2 . The pancreatin of claim 1 , comprising specific lipase activity of at least about 150 USP IU/mg.
3 . The pancreatin of claim 1 , comprising specific lipase activity is of at least about 200 USP IU/mg.
4 . The pancreatin of claim 1 , comprising specific lipase activity is of at least about 500 USP IU/mg.
5 . A composition comprising the high activity pancreatin of claim 1 .
6 . The composition according to claim 5 , wherein the pancreatin is of porcine origin.
7 . The composition of claim 6 , wherein the composition comprises at least about 9,000 USP IU lipase to about 100,000 USP IU lipase per dosage unit.
8 . The composition of claim 7 , further comprising a plurality of coated particles comprising HA-pancreatin, the said coated particles comprising a core coated with at least one enteric polymer.
9 . The composition according to claim 5 in form of powder, pellets, microspheres, capsules, sachets, tablets, liquid suspensions or liquid solutions.
10 . A process of preparing a high activity pancreatin (HA-pancreatin) having a specific lipase activity of at least about 120 USP IU/mg, comprising treating pancreatin with a solvent having Hildebrand solubility parameter comprised between 28 and 45 (MPa) 0.5 , wherein the said solvent is an organic solvent or an aqueous solvent or a mixture of organic solvents or a mixture of at least one organic solvent and at least one aqueous solvent, wherein the process temperature is below the room temperature.
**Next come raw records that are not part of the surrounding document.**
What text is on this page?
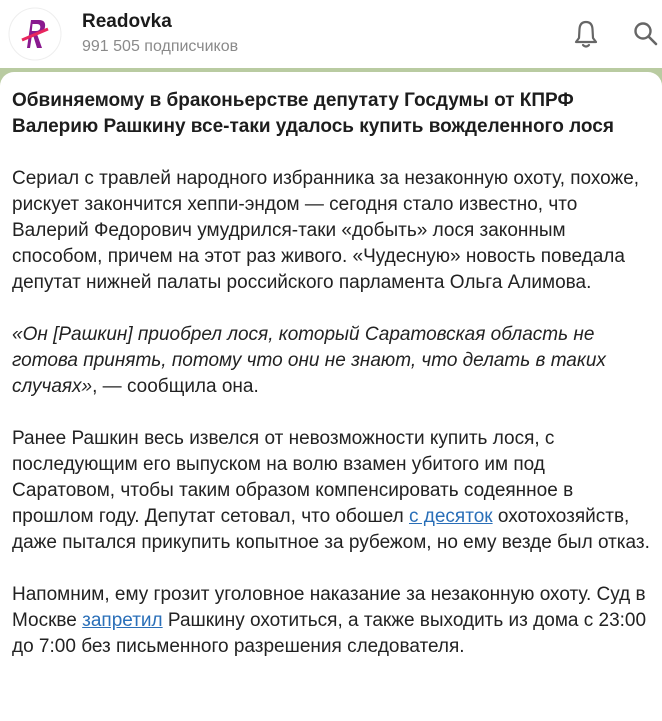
Readovka
991 505 подписчиков

Обвиняемому в браконьерстве депутату Госдумы от КПРФ Валерию Рашкину все-таки удалось купить вожделенного лося

Сериал с травлей народного избранника за незаконную охоту, похоже, рискует закончится хеппи-эндом — сегодня стало известно, что Валерий Федорович умудрился-таки «добыть» лося законным способом, причем на этот раз живого. «Чудесную» новость поведала депутат нижней палаты российского парламента Ольга Алимова.

«Он [Рашкин] приобрел лося, который Саратовская область не готова принять, потому что они не знают, что делать в таких случаях», — сообщила она.

Ранее Рашкин весь извелся от невозможности купить лося, с последующим его выпуском на волю взамен убитого им под Саратовом, чтобы таким образом компенсировать содеянное в прошлом году. Депутат сетовал, что обошел с десяток охотохозяйств, даже пытался прикупить копытное за рубежом, но ему везде был отказ.

Напомним, ему грозит уголовное наказание за незаконную охоту. Суд в Москве запретил Рашкину охотиться, а также выходить из дома с 23:00 до 7:00 без письменного разрешения следователя.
11 . A process of claim 10 , further comprising the following steps:
a1) suspending pancreatin and precipitating an insoluble portion in a solvent having Hildebrand solubility parameter comprised between 34 and 45 (MPa) 0.5 ; a2) separating the insoluble portion of step a1 from a soluble portion; a3) drying the insoluble portion of step a2.
12 . The process of claim 11 , wherein step a1) is carried out for about 60 minutes at a temperature of about 4° C.
13 . The process of claim 12 , wherein the solvent has Hildebrand solubility parameter comprised between 28 and 45 (MPa) 0.5 .
14 . The process of claim 12 , wherein the solvent has Hildebrand solubility parameter comprised between 28 and 34 (MPa) 0.5 .
15 . The process of claim 12 , wherein the solvent has Hildebrand solubility parameter comprised between 34 and 38 (MPa) 0.5 .
16 . The process of claim 12 , wherein the solvent has Hildebrand solubility parameter comprised between 34 and 45 (MPa) 0.5 .
17 . The process of claim 12 , wherein the solvent has Hildebrand solubility parameter comprised between 38 and 45 (MPa) 0.5 .
18 . The process of claim 12 , wherein the pancreatin comprises the specific lipase activity of at least about 150 USP IU/mg.
19 . The process of claim 12 , wherein the pancreatin comprises the specific lipase activity of at least about 200 USP IU/mg.
20 . The process of claim 12 , wherein the pancreatin comprises the specific lipase activity of at least about 250 USP IU/mg.
21 . The process of claim 11 comprising the following steps:
a1.1) suspending pancreatin in the aqueous solvent under stirring;
a1.2) precipitating an insoluble portion by adding to the suspension of step a1.1 the at least one organic solvent or the mixture thereof;
a2) separating the insoluble portion of step a1.2 from a soluble portion;
a3) drying the insoluble portion of step a2, wherein step a1) is carried out for about 60 minutes at a temperature below 4° C.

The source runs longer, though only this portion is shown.